Whenever we work at anything that is supposed to be serious we tense up. We think that we cannot do work well, playfully, when most of the greatest inventions and works of art were created with a sense of joy and playfulness. I think that being serious all the time, too much sometimes, is what leads to a grim atmosphere in many of our institutions and lives.

The Lakota used to have a person in their religious rituals who served as a "Sacred Clown." When people got too grim or too pious, taking themselves too seriously, the person would do something that would make everyone laugh and move beyond themselves and their narrow thinking. In Europe the Fool played the same part in royal courts when important, governmental decisions were being made. They, like the Lakota, realized that taking oneself too seriously could be damaging; it could lead one to miss opportunities, or be so narrowly focused on oneself that one would not be at his or her best when it came to seeing things from all angles. When there was not a Fool the leaders became the Fools. Something developed that psychologists call a group-think, where people stopped questioning decisions because of the relationships and admiration they had for the group and the decision makers. They would do something that looked totally stupid to anyone on the outside looking in, while the group wouldn't even notice that it couldn't work. The Fool would have acted out its foolishness so they could all see it.

It is very important to have a Fool to do this now, but sometimes the Fool must exist within each of us.

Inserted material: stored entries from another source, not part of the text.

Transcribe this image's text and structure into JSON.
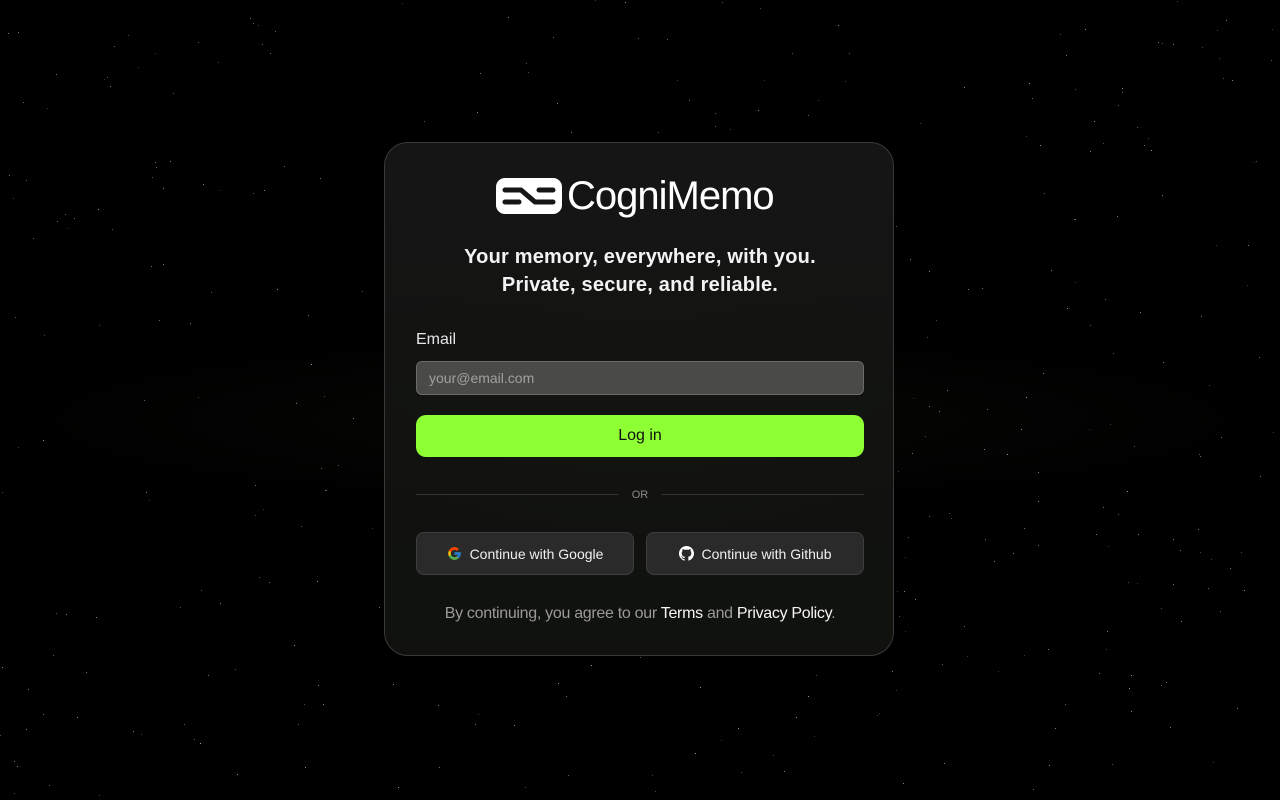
{
  "app": {
    "name": "CogniMemo"
  },
  "tagline": {
    "line1": "Your memory, everywhere, with you.",
    "line2": "Private, secure, and reliable."
  },
  "form": {
    "email_label": "Email",
    "email_placeholder": "your@email.com",
    "email_value": "",
    "login_label": "Log in"
  },
  "divider": {
    "label": "OR"
  },
  "oauth": {
    "google_label": "Continue with Google",
    "github_label": "Continue with Github"
  },
  "legal": {
    "prefix": "By continuing, you agree to our",
    "terms": "Terms",
    "and": "and",
    "privacy": "Privacy Policy",
    "suffix": "."
  },
  "colors": {
    "accent": "#8eff33",
    "background": "#000000",
    "card": "#161616"
  },
  "icons": {
    "logo": "cognimemo-logo-icon",
    "google": "google-icon",
    "github": "github-icon"
  }
}
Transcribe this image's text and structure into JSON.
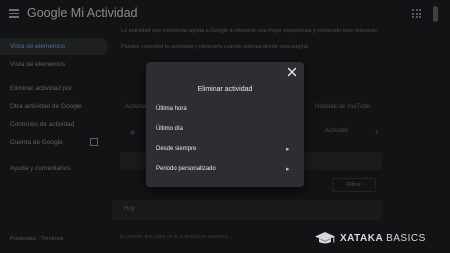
{
  "header": {
    "title": "Google Mi Actividad"
  },
  "sidebar": {
    "items": [
      {
        "label": "Vista de elementos",
        "active": true
      },
      {
        "label": "Vista de elementos"
      },
      {
        "label": "Eliminar actividad por"
      },
      {
        "label": "Otra actividad de Google"
      },
      {
        "label": "Controles de actividad"
      },
      {
        "label": "Cuenta de Google"
      },
      {
        "label": "Ayuda y comentarios"
      }
    ],
    "footer": "Privacidad · Términos"
  },
  "main": {
    "intro_1": "La actividad que conservas ayuda a Google a ofrecerte una mejor experiencia y contenido más relevante.",
    "intro_2": "Puedes consultar tu actividad y eliminarla cuando quieras desde esta página.",
    "card_left": "Actividad en la Web y en Aplicaciones",
    "card_right": "Historial de YouTube",
    "card_status": "Activado",
    "filter": "Filtrar",
    "section_label": "Hoy",
    "note": "Es posible que parte de tu actividad no aparezca"
  },
  "dialog": {
    "title": "Eliminar actividad",
    "options": [
      {
        "label": "Última hora"
      },
      {
        "label": "Último día"
      },
      {
        "label": "Desde siempre"
      },
      {
        "label": "Periodo personalizado"
      }
    ]
  },
  "watermark": {
    "brand": "XATAKA",
    "suffix": "BASICS"
  },
  "icons": {
    "menu": "hamburger-menu-icon",
    "apps": "apps-grid-icon",
    "close": "close-icon",
    "chevron": "chevron-right-icon",
    "watermark": "graduation-cap-icon"
  },
  "colors": {
    "background": "#202124",
    "dialog": "#2d2e31",
    "active_nav_text": "#8ab4f8"
  }
}
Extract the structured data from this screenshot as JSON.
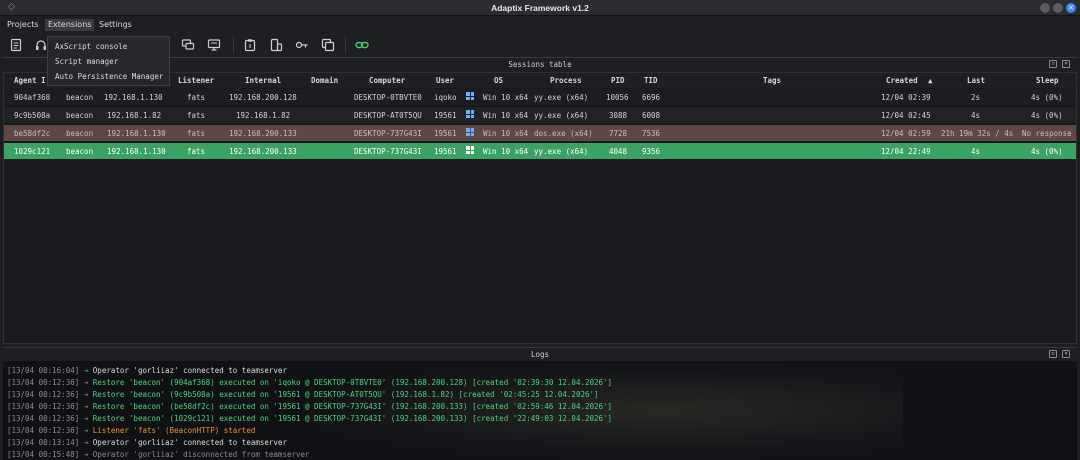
{
  "window": {
    "title": "Adaptix Framework v1.2"
  },
  "menu": {
    "projects": "Projects",
    "extensions": "Extensions",
    "settings": "Settings"
  },
  "dropdown": {
    "items": [
      "AxScript console",
      "Script manager",
      "Auto Persistence Manager"
    ]
  },
  "sessions": {
    "title": "Sessions table",
    "sort_indicator": "▲",
    "columns": {
      "agent_id": "Agent I",
      "type": "",
      "external": "",
      "listener": "Listener",
      "internal": "Internal",
      "domain": "Domain",
      "computer": "Computer",
      "user": "User",
      "os": "OS",
      "process": "Process",
      "pid": "PID",
      "tid": "TID",
      "tags": "Tags",
      "created": "Created",
      "last": "Last",
      "sleep": "Sleep"
    },
    "rows": [
      {
        "agent_id": "904af368",
        "type": "beacon",
        "external": "192.168.1.130",
        "listener": "fats",
        "internal": "192.168.200.128",
        "domain": "",
        "computer": "DESKTOP-0TBVTE0",
        "user": "iqoko",
        "os": "Win 10 x64",
        "process": "yy.exe (x64)",
        "pid": "10056",
        "tid": "6696",
        "tags": "",
        "created": "12/04 02:39",
        "last": "2s",
        "sleep": "4s (0%)"
      },
      {
        "agent_id": "9c9b508a",
        "type": "beacon",
        "external": "192.168.1.82",
        "listener": "fats",
        "internal": "192.168.1.82",
        "domain": "",
        "computer": "DESKTOP-AT0T5QU",
        "user": "19561",
        "os": "Win 10 x64",
        "process": "yy.exe (x64)",
        "pid": "3088",
        "tid": "6008",
        "tags": "",
        "created": "12/04 02:45",
        "last": "4s",
        "sleep": "4s (0%)"
      },
      {
        "agent_id": "be58df2c",
        "type": "beacon",
        "external": "192.168.1.130",
        "listener": "fats",
        "internal": "192.168.200.133",
        "domain": "",
        "computer": "DESKTOP-737G43I",
        "user": "19561",
        "os": "Win 10 x64",
        "process": "dos.exe (x64)",
        "pid": "7728",
        "tid": "7536",
        "tags": "",
        "created": "12/04 02:59",
        "last": "21h 19m 32s / 4s",
        "sleep": "No response"
      },
      {
        "agent_id": "1029c121",
        "type": "beacon",
        "external": "192.168.1.130",
        "listener": "fats",
        "internal": "192.168.200.133",
        "domain": "",
        "computer": "DESKTOP-737G43I",
        "user": "19561",
        "os": "Win 10 x64",
        "process": "yy.exe (x64)",
        "pid": "4048",
        "tid": "9356",
        "tags": "",
        "created": "12/04 22:49",
        "last": "4s",
        "sleep": "4s (0%)"
      }
    ]
  },
  "logs": {
    "title": "Logs",
    "lines": [
      {
        "ts": "[13/04 00:16:04]",
        "arrow": "→",
        "text": "Operator 'gorliiaz' connected to teamserver",
        "color": "white"
      },
      {
        "ts": "[13/04 00:12:36]",
        "arrow": "→",
        "text": "Restore 'beacon' (904af368) executed on 'iqoko @ DESKTOP-0TBVTE0' (192.168.200.128) [created '02:39:30 12.04.2026']",
        "color": "green"
      },
      {
        "ts": "[13/04 00:12:36]",
        "arrow": "→",
        "text": "Restore 'beacon' (9c9b508a) executed on '19561 @ DESKTOP-AT0T5QU' (192.168.1.82) [created '02:45:25 12.04.2026']",
        "color": "green"
      },
      {
        "ts": "[13/04 00:12:36]",
        "arrow": "→",
        "text": "Restore 'beacon' (be58df2c) executed on '19561 @ DESKTOP-737G43I' (192.168.200.133) [created '02:59:46 12.04.2026']",
        "color": "green"
      },
      {
        "ts": "[13/04 00:12:36]",
        "arrow": "→",
        "text": "Restore 'beacon' (1029c121) executed on '19561 @ DESKTOP-737G43I' (192.168.200.133) [created '22:49:03 12.04.2026']",
        "color": "green"
      },
      {
        "ts": "[13/04 00:12:36]",
        "arrow": "→",
        "text": "Listener 'fats' (BeaconHTTP) started",
        "color": "orange"
      },
      {
        "ts": "[13/04 00:13:14]",
        "arrow": "→",
        "text": "Operator 'gorliiaz' connected to teamserver",
        "color": "white"
      },
      {
        "ts": "[13/04 00:15:48]",
        "arrow": "→",
        "text": "Operator 'gorliiaz' disconnected from teamserver",
        "color": "gray"
      }
    ]
  },
  "icons": {
    "toolbar": [
      "document-icon",
      "headset-icon",
      "chat-icon",
      "monitor-icon",
      "clipboard-icon",
      "device-icon",
      "key-icon",
      "copy-icon",
      "link-icon"
    ],
    "link_color": "#4cc96a",
    "accent": "#3b82f6"
  }
}
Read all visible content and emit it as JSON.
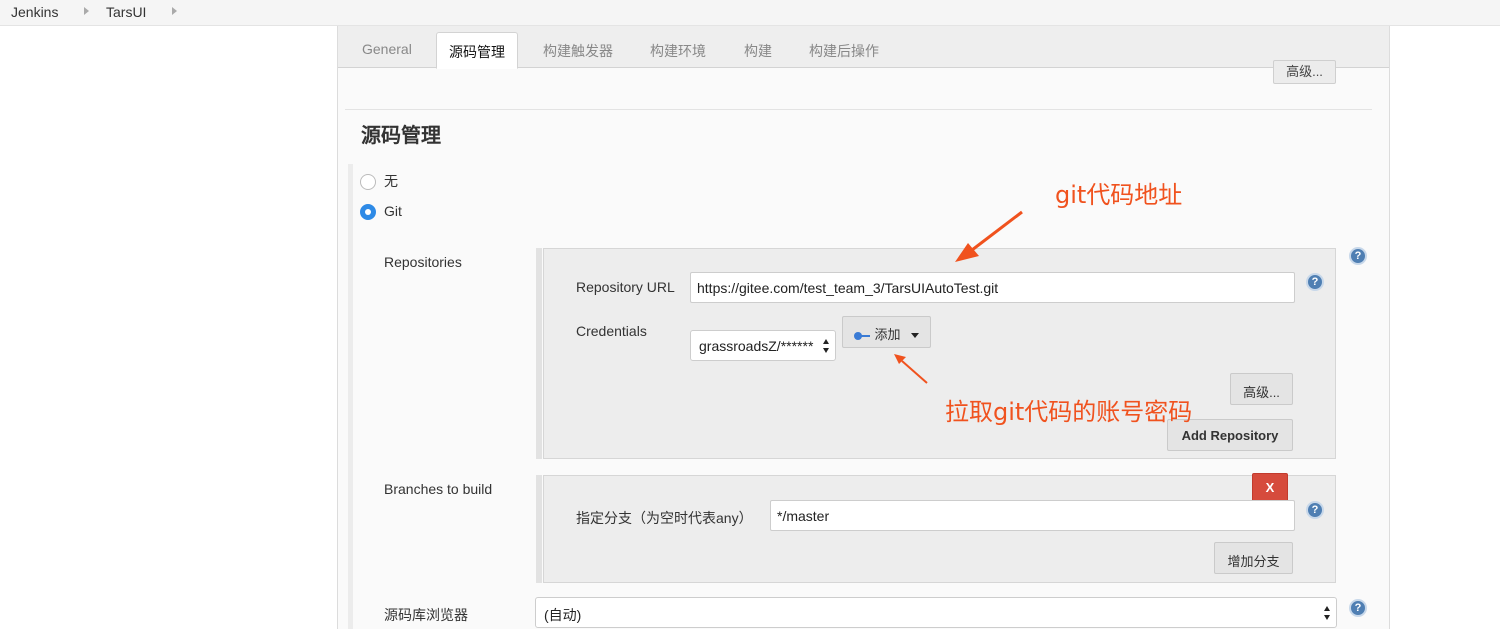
{
  "breadcrumb": {
    "items": [
      "Jenkins",
      "TarsUI"
    ]
  },
  "tabs": [
    "General",
    "源码管理",
    "构建触发器",
    "构建环境",
    "构建",
    "构建后操作"
  ],
  "active_tab": "源码管理",
  "top_advanced_button": "高级...",
  "section_title": "源码管理",
  "scm_options": {
    "none_label": "无",
    "git_label": "Git",
    "selected": "Git"
  },
  "repositories": {
    "label": "Repositories",
    "url_label": "Repository URL",
    "url_value": "https://gitee.com/test_team_3/TarsUIAutoTest.git",
    "credentials_label": "Credentials",
    "credentials_value": "grassroadsZ/******",
    "add_button": "添加",
    "advanced_button": "高级...",
    "add_repo_button": "Add Repository"
  },
  "branches": {
    "label": "Branches to build",
    "delete_button": "X",
    "spec_label": "指定分支（为空时代表any）",
    "spec_value": "*/master",
    "add_branch_button": "增加分支"
  },
  "browser": {
    "label": "源码库浏览器",
    "value": "(自动)"
  },
  "annotations": {
    "git_url_note": "git代码地址",
    "credentials_note": "拉取git代码的账号密码"
  },
  "colors": {
    "annotation": "#f0521e",
    "help_icon": "#4f7fb3",
    "delete_button": "#d64b3c",
    "radio_checked": "#2e8ae6"
  }
}
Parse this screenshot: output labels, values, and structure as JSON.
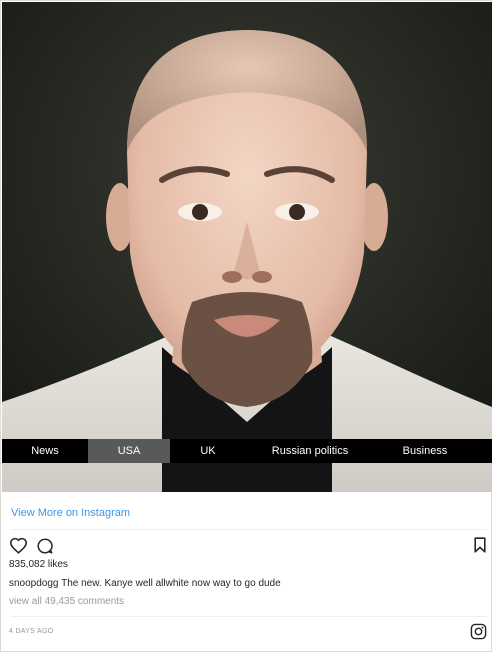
{
  "nav": {
    "items": [
      {
        "label": "News",
        "active": false
      },
      {
        "label": "USA",
        "active": true
      },
      {
        "label": "UK",
        "active": false
      },
      {
        "label": "Russian politics",
        "active": false
      },
      {
        "label": "Business",
        "active": false
      }
    ]
  },
  "embed": {
    "view_more": "View More on Instagram",
    "likes": "835,082 likes",
    "username": "snoopdogg",
    "caption": "The new. Kanye well allwhite now way to go dude",
    "comments": "view all 49,435 comments",
    "timestamp": "4 DAYS AGO"
  },
  "icons": {
    "like": "heart-icon",
    "comment": "comment-icon",
    "save": "bookmark-icon",
    "brand": "instagram-icon"
  },
  "colors": {
    "link": "#3897f0",
    "nav_bg": "#000000",
    "nav_active": "#58595b",
    "muted_text": "#999999"
  }
}
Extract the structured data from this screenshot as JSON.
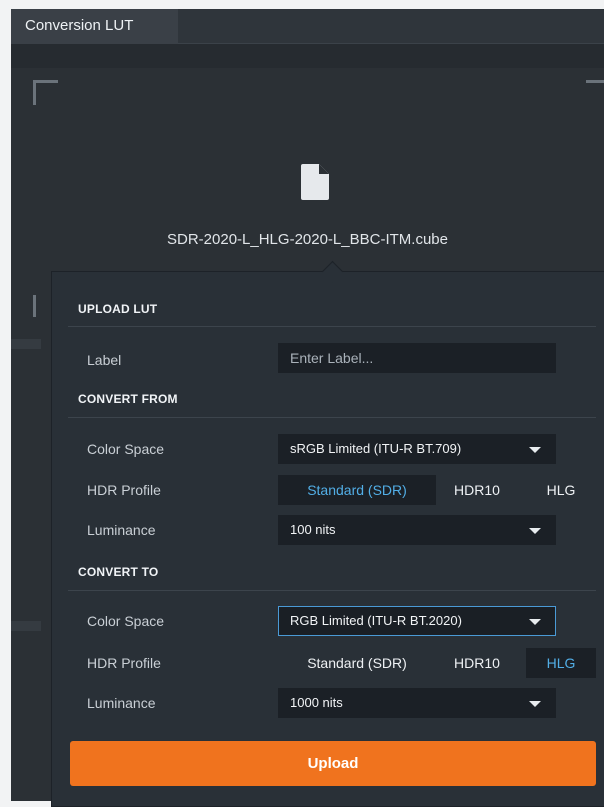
{
  "tabs": [
    {
      "label": "Conversion LUT"
    }
  ],
  "dropzone": {
    "file_icon": "file-icon",
    "file_name": "SDR-2020-L_HLG-2020-L_BBC-ITM.cube"
  },
  "upload_lut": {
    "title": "UPLOAD LUT",
    "label_field": {
      "label": "Label",
      "value": "",
      "placeholder": "Enter Label..."
    }
  },
  "convert_from": {
    "title": "CONVERT FROM",
    "color_space": {
      "label": "Color Space",
      "value": "sRGB Limited (ITU-R BT.709)"
    },
    "hdr_profile": {
      "label": "HDR Profile",
      "options": [
        "Standard (SDR)",
        "HDR10",
        "HLG"
      ],
      "selected": "Standard (SDR)"
    },
    "luminance": {
      "label": "Luminance",
      "value": "100 nits"
    }
  },
  "convert_to": {
    "title": "CONVERT TO",
    "color_space": {
      "label": "Color Space",
      "value": "RGB Limited (ITU-R BT.2020)"
    },
    "hdr_profile": {
      "label": "HDR Profile",
      "options": [
        "Standard (SDR)",
        "HDR10",
        "HLG"
      ],
      "selected": "HLG"
    },
    "luminance": {
      "label": "Luminance",
      "value": "1000 nits"
    }
  },
  "upload_button": {
    "label": "Upload"
  },
  "colors": {
    "accent": "#f0731e",
    "selected_text": "#52aee6",
    "focus_border": "#4a9ad6",
    "panel_bg": "#293037"
  }
}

We have to hold onto the childlike part of ourselves that loves to experiment and to play so that we can be at our best. We have to learn to laugh, which releases a great deal of tension, and to be willing to make mistakes sometimes or we will not grow. We will become stagnate and possibly not only injure ourselves and our own lives, but the lives of the community. And as my friend pointed out, we can concentrate just as well and work just as hard without scrunching our foreheads. We can do the work in joy and celebration and get it done just as well because it is our actions that determine the outcome, not whether we scrunch up or foreheads and deaden any capacity that we have for joy. We can be joyful and do the work seriously.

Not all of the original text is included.